In seiner fast einstündigen Rede verteidigte der Präsident das größte Konjunkturprogramm in der US-Geschichte und die Milliarden-Hilfen für die Banken als unbedingt notwendig, damit die USA nicht in eine "unbefristete Rezession" stürzten. Auch wenn "die Wirtschaft geschwächt und das Vertrauen erschüttert" sei, habe Amerika mit seinem Einfallsreichtum und Fleiß Grund zum Optimismus, betonte Obama. "Das Gewicht der Krise wird nicht das Schicksal dieser Nation bestimmen."

Amerika habe zu lange auf den kurzfristigen Erfolg gestarrt und dabei die die langfristigen Perspektiven aus den Augen verloren, sagte Obama. "Wir lebten in einer Ära, in der zu oft kurzfristige Gewinne höher geschätzt wurden als langfristiges Wachstum", sagte Obama. Er kündigte eine Gesetzesinitiative zu einer strengeren Regulierung der Finanzmärkte an.
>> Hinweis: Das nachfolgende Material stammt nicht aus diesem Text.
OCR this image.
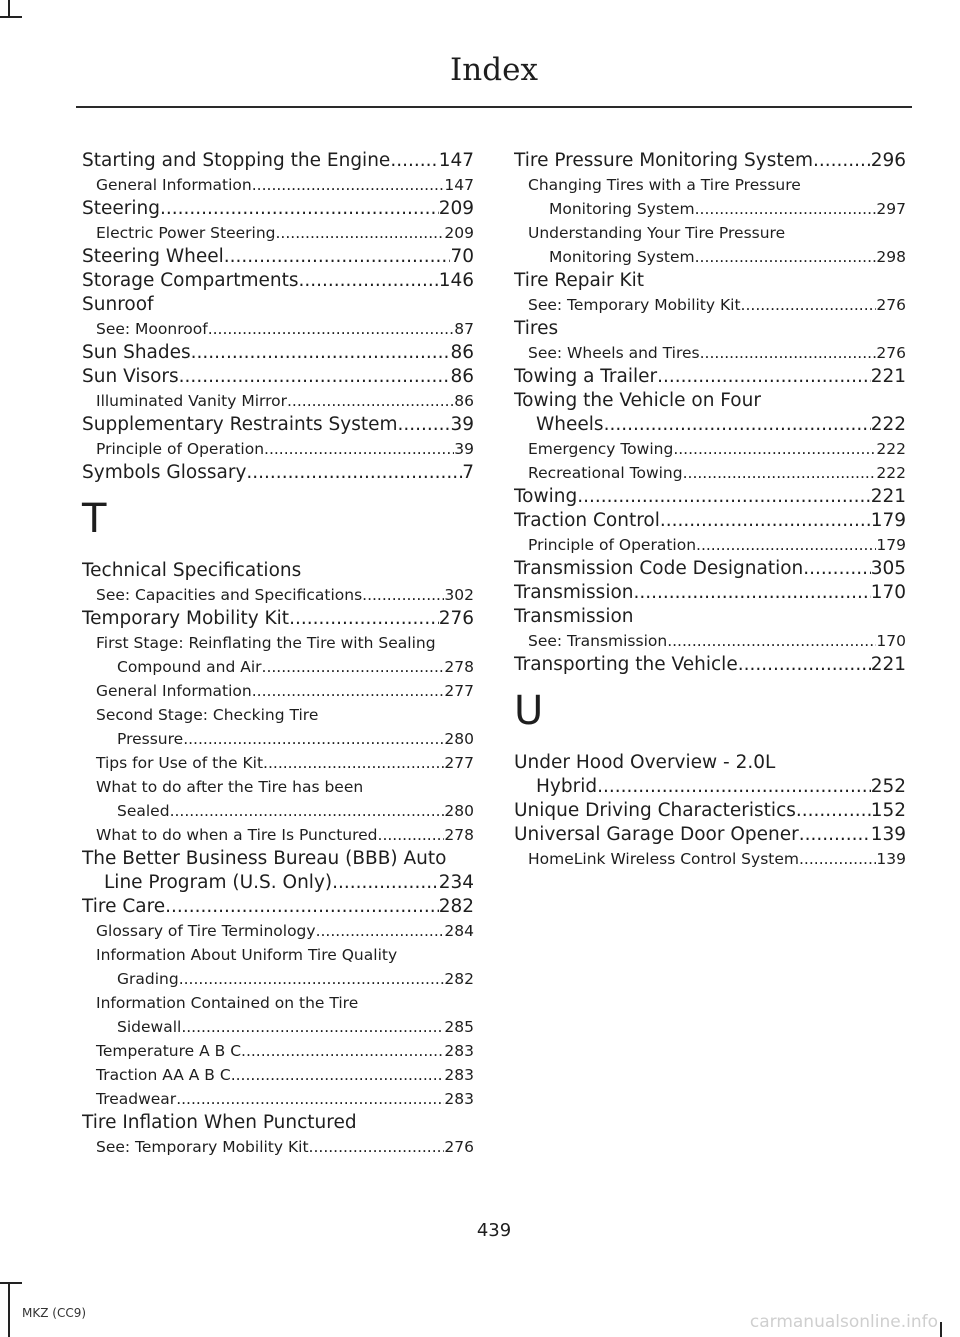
Index
Starting and Stopping the Engine .....	147
General Information .....	147
Steering .....	209
Electric Power Steering .....	209
Steering Wheel .....	70
Storage Compartments .....	146
Sunroof
See: Moonroof .....	87
Sun Shades .....	86
Sun Visors .....	86
Illuminated Vanity Mirror .....	86
Supplementary Restraints System .....	39
Principle of Operation .....	39
Symbols Glossary .....	7
T
Technical Specifications
See: Capacities and Specifications .....	302
Temporary Mobility Kit .....	276
First Stage: Reinflating the Tire with Sealing
Compound and Air .....	278
General Information .....	277
Second Stage: Checking Tire
Pressure .....	280
Tips for Use of the Kit .....	277
What to do after the Tire has been
Sealed .....	280
What to do when a Tire Is Punctured .....	278
The Better Business Bureau (BBB) Auto
Line Program (U.S. Only) .....	234
Tire Care .....	282
Glossary of Tire Terminology .....	284
Information About Uniform Tire Quality
Grading .....	282
Information Contained on the Tire
Sidewall .....	285
Temperature A B C .....	283
Traction AA A B C .....	283
Treadwear .....	283
Tire Inflation When Punctured
See: Temporary Mobility Kit .....	276
Tire Pressure Monitoring System .....	296
Changing Tires with a Tire Pressure
Monitoring System .....	297
Understanding Your Tire Pressure
Monitoring System .....	298
Tire Repair Kit
See: Temporary Mobility Kit .....	276
Tires
See: Wheels and Tires .....	276
Towing a Trailer .....	221
Towing the Vehicle on Four
Wheels .....	222
Emergency Towing .....	222
Recreational Towing .....	222
Towing .....	221
Traction Control .....	179
Principle of Operation .....	179
Transmission Code Designation .....	305
Transmission .....	170
Transmission
See: Transmission .....	170
Transporting the Vehicle .....	221
U
Under Hood Overview - 2.0L
Hybrid .....	252
Unique Driving Characteristics .....	152
Universal Garage Door Opener .....	139
HomeLink Wireless Control System .....	139
439
MKZ (CC9)	carmanualsonline.info
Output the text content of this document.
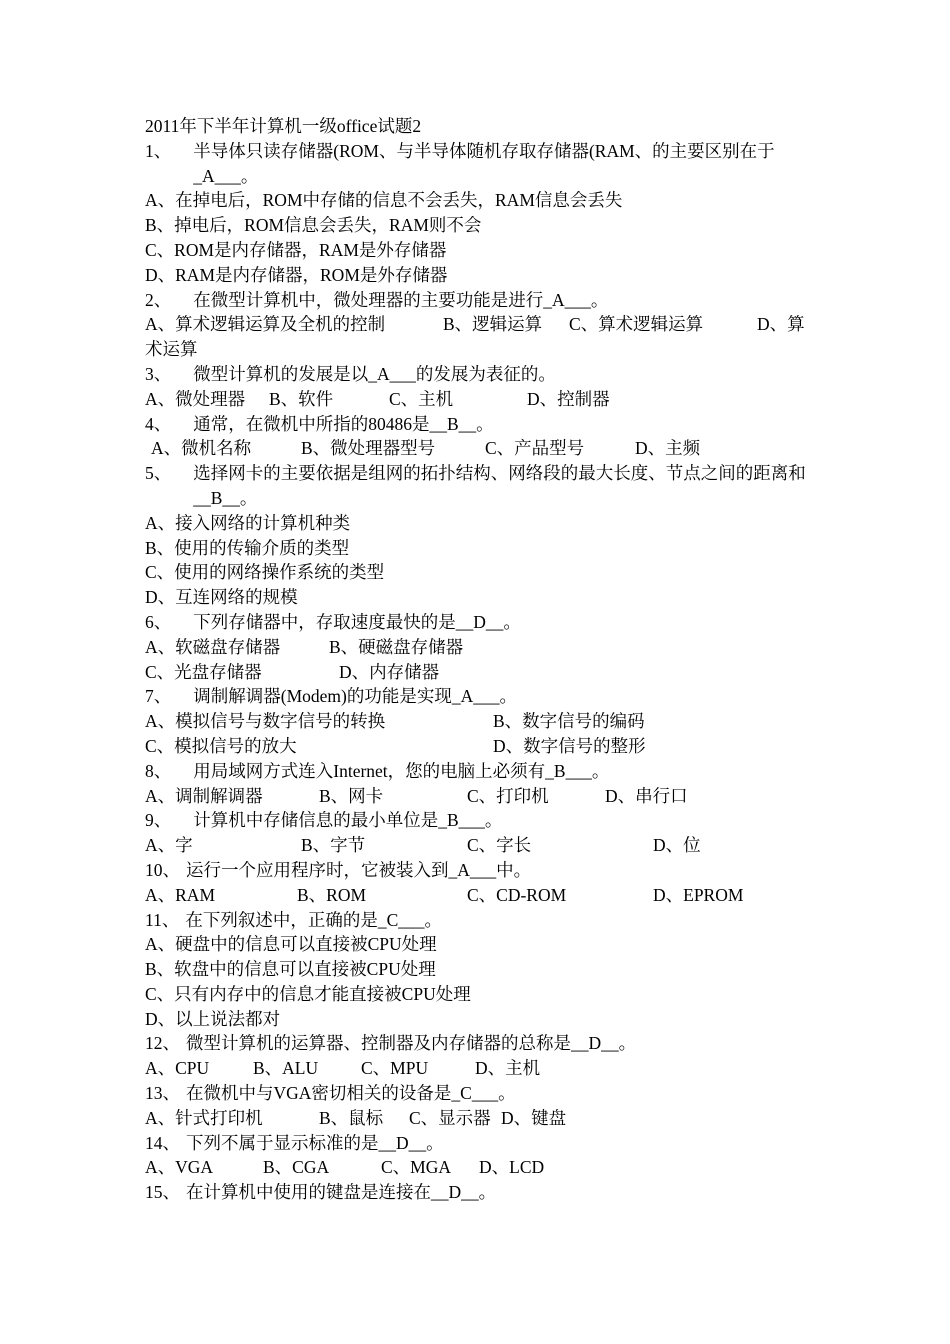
2011年下半年计算机一级office试题2
1、	半导体只读存储器(ROM、与半导体随机存取存储器(RAM、的主要区别在于_A___。
A、在掉电后，ROM中存储的信息不会丢失，RAM信息会丢失
B、掉电后，ROM信息会丢失，RAM则不会
C、ROM是内存储器，RAM是外存储器
D、RAM是内存储器，ROM是外存储器
2、	在微型计算机中，微处理器的主要功能是进行_A___。
A、算术逻辑运算及全机的控制	B、逻辑运算 C、算术逻辑运算	D、算
术运算
3、	微型计算机的发展是以_A___的发展为表征的。
A、微处理器 B、软件	C、主机	D、控制器
4、	通常，在微机中所指的80486是__B__。
A、微机名称	B、微处理器型号	C、产品型号	D、主频
5、	选择网卡的主要依据是组网的拓扑结构、网络段的最大长度、节点之间的距离和__B__。
A、接入网络的计算机种类
B、使用的传输介质的类型
C、使用的网络操作系统的类型
D、互连网络的规模
6、	下列存储器中，存取速度最快的是__D__。
A、软磁盘存储器	B、硬磁盘存储器
C、光盘存储器	D、内存储器
7、	调制解调器(Modem)的功能是实现_A___。
A、模拟信号与数字信号的转换	B、数字信号的编码
C、模拟信号的放大	D、数字信号的整形
8、	用局域网方式连入Internet，您的电脑上必须有_B___。
A、调制解调器	B、网卡	C、打印机	D、串行口
9、	计算机中存储信息的最小单位是_B___。
A、字	B、字节	C、字长	D、位
10、 运行一个应用程序时，它被装入到_A___中。
A、RAM	B、ROM	C、CD-ROM	D、EPROM
11、 在下列叙述中，正确的是_C___。
A、硬盘中的信息可以直接被CPU处理
B、软盘中的信息可以直接被CPU处理
C、只有内存中的信息才能直接被CPU处理
D、以上说法都对
12、 微型计算机的运算器、控制器及内存储器的总称是__D__。
A、CPU	B、ALU C、MPU	D、主机
13、 在微机中与VGA密切相关的设备是_C___。
A、针式打印机	B、鼠标 C、显示器 D、键盘
14、 下列不属于显示标准的是__D__。
A、VGA	B、CGA	C、MGA D、LCD
15、 在计算机中使用的键盘是连接在__D__。
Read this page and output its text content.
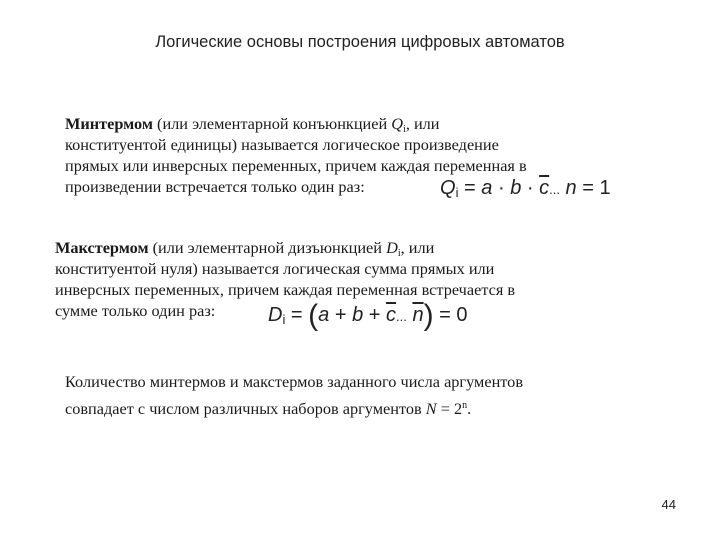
Логические основы построения цифровых автоматов
Минтермом (или элементарной конъюнкцией $Q_i$, или
конституентой единицы) называется логическое произведение
прямых или инверсных переменных, причем каждая переменная в
произведении встречается только один раз:	$Q_i = a \cdot b \cdot \overline{c}$... n = 1
Макстермом (или элементарной дизъюнкцией $D_i$, или
конституентой нуля) называется логическая сумма прямых или
инверсных переменных, причем каждая переменная встречается в
сумме только один раз:	$D_i = (a + b + \overline{c}$... $\overline{n}) = 0$
Количество минтермов и макстермов заданного числа аргументов
совпадает с числом различных наборов аргументов $N = 2^n$.
44
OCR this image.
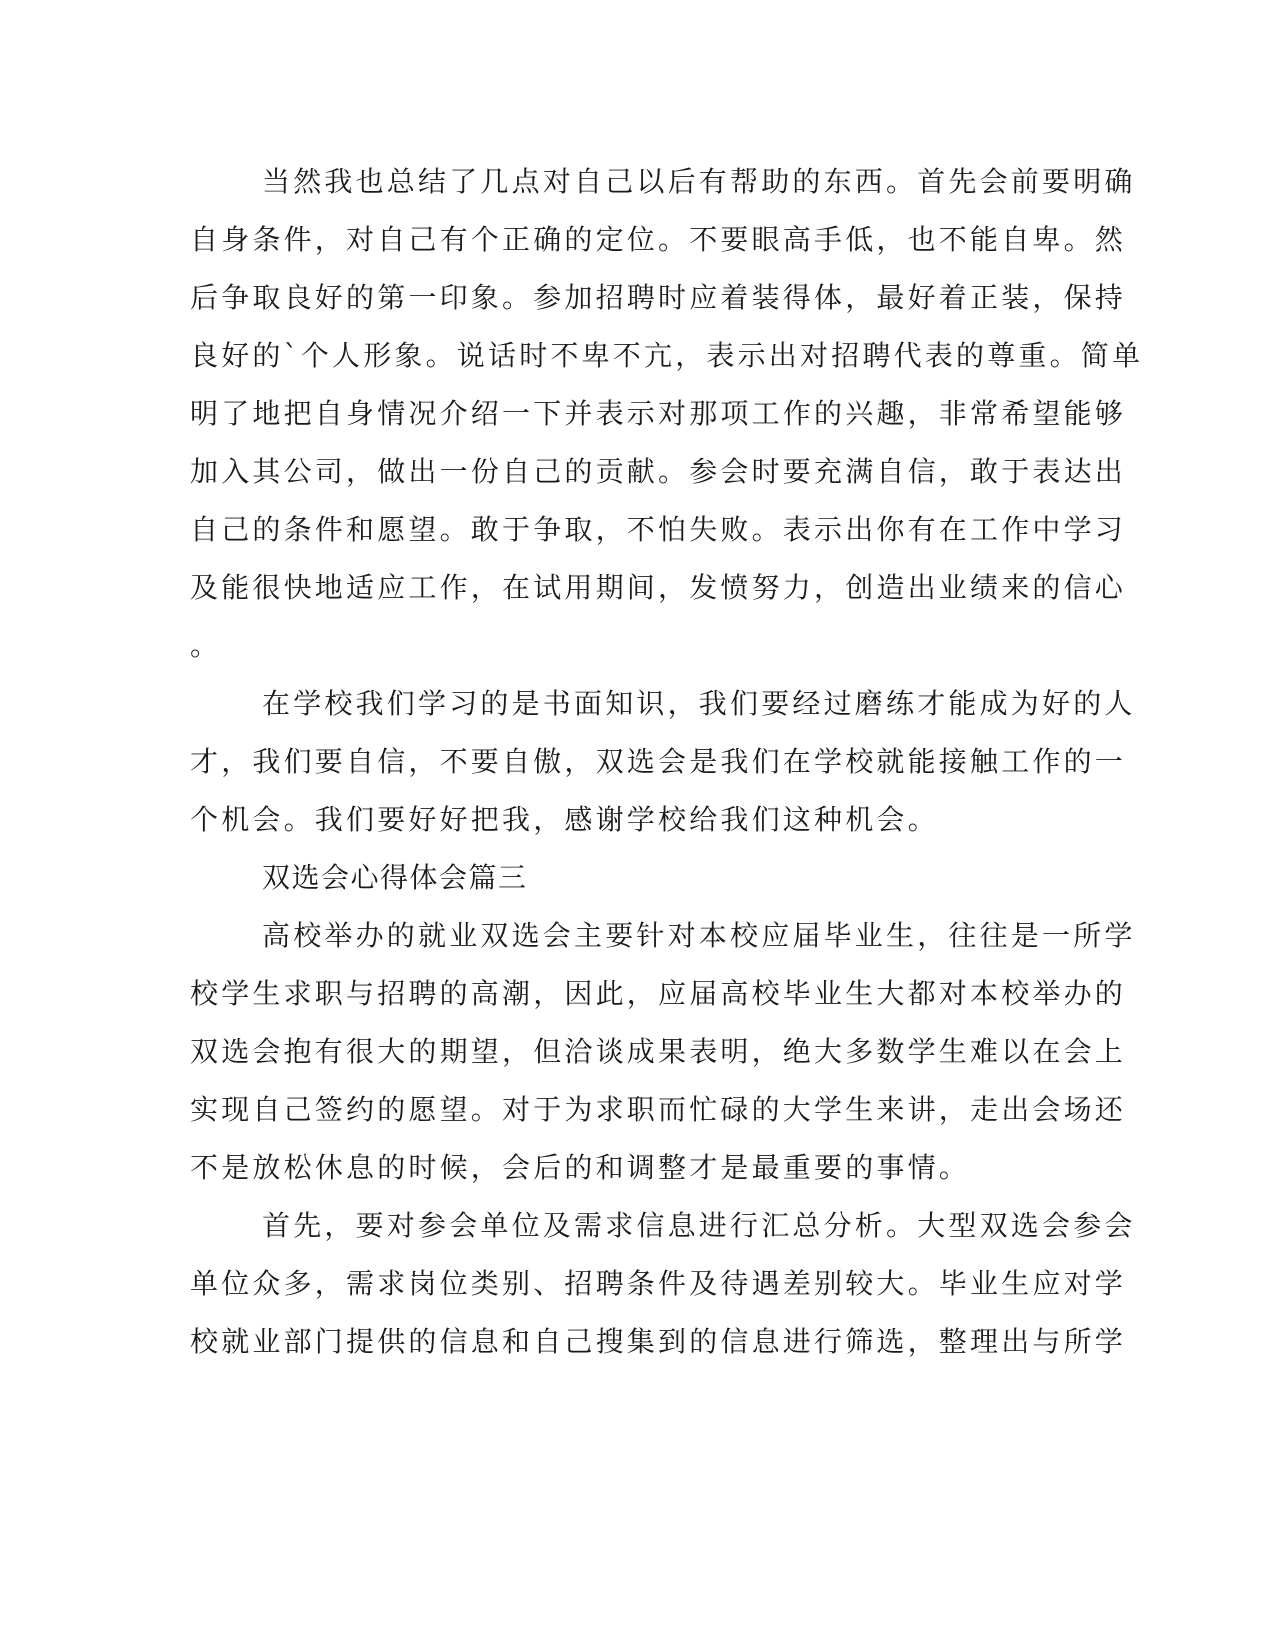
当然我也总结了几点对自己以后有帮助的东西。首先会前要明确
自身条件，对自己有个正确的定位。不要眼高手低，也不能自卑。然
后争取良好的第一印象。参加招聘时应着装得体，最好着正装，保持
良好的`个人形象。说话时不卑不亢，表示出对招聘代表的尊重。简单
明了地把自身情况介绍一下并表示对那项工作的兴趣，非常希望能够
加入其公司，做出一份自己的贡献。参会时要充满自信，敢于表达出
自己的条件和愿望。敢于争取，不怕失败。表示出你有在工作中学习
及能很快地适应工作，在试用期间，发愤努力，创造出业绩来的信心
。
在学校我们学习的是书面知识，我们要经过磨练才能成为好的人
才，我们要自信，不要自傲，双选会是我们在学校就能接触工作的一
个机会。我们要好好把我，感谢学校给我们这种机会。
双选会心得体会篇三
高校举办的就业双选会主要针对本校应届毕业生，往往是一所学
校学生求职与招聘的高潮，因此，应届高校毕业生大都对本校举办的
双选会抱有很大的期望，但洽谈成果表明，绝大多数学生难以在会上
实现自己签约的愿望。对于为求职而忙碌的大学生来讲，走出会场还
不是放松休息的时候，会后的和调整才是最重要的事情。
首先，要对参会单位及需求信息进行汇总分析。大型双选会参会
单位众多，需求岗位类别、招聘条件及待遇差别较大。毕业生应对学
校就业部门提供的信息和自己搜集到的信息进行筛选，整理出与所学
Hilfen werden möglicherweise aufgestockt

Möglicherweise werde der Finanzsektor zudem mehr als die bisher bewilligten 700 Milliarden Dollar Staatshilfe brauchen. "Wir helfen nicht den Banken, wir helfen den Menschen", sagte Obama. Er setzte sich erneut auch für die Rettung der US-Autohersteller ein. Eine neu aufgestellte, umstrukturierte Autoindustrie sei wichtig, um Millionen von Arbeitsplätzen zu retten.

Obama forderte umfangreiche Reformen, damit die US-Wirtschaft sich wieder erholen könne. Damit dieses Jahrhundert wieder ein amerikanisches werde, müsse man die "Abhängigkeit vom Öl und die hohen Kosten unseres Gesundheitswesens angehen, (...) ebenso wie die Schulen, die unsere Kindern nicht auf den Berg von Schulden vorbereiten, denn sie erben werden".

Harsche Kritik von Republikanern

Der Präsident versprach erneut eine "neue Ära" der Diplomatie. "Wir werden der Welt zeigen, dass eine neue Ära des (amerikanischen) Engagements begonnen hat." Amerika könne die Gefahren des Jahrhunderts nicht allein meistern, aber die Welt könne das auch nicht ohne Amerika. Die USA würden weder dem Verhandlungstisch ausweichen noch die Feinde ignorieren, die Amerika gefährdeten. Die USA würden - insbesondere in Afghanistan - nicht zulassen, dass es sichere Häfen für Terroristen gebe, die sich gegen das amerikanische Volk verschworen hätten.

Die Republikaner kritisierten die Wirtschaftspolitik von Obama als "unverantwortlich" und "fehlgeleitet". Das Konjunkturprogramm der Regierung bringe "nur mehr Staat, höhere Steuern (...) und bürdet künftigen Generationen Schulden auf", sagte der Gouverneur von Louisiana, Bobby Jindal, nach der Ansprache des Präsidenten im Namen seiner Partei. Politische Führung dürfe nicht bedeuten, einfach "die Steuern zu erhöhen und mehr Geld und mehr Macht in die Hände der Politiker in Washington zu legen". Der 37 Jahre alte Amerikaner mit indischen Wurzeln gilt als möglicher republikanischer Herausforderer von Obama bei der Präsidentschaftswahl 2012.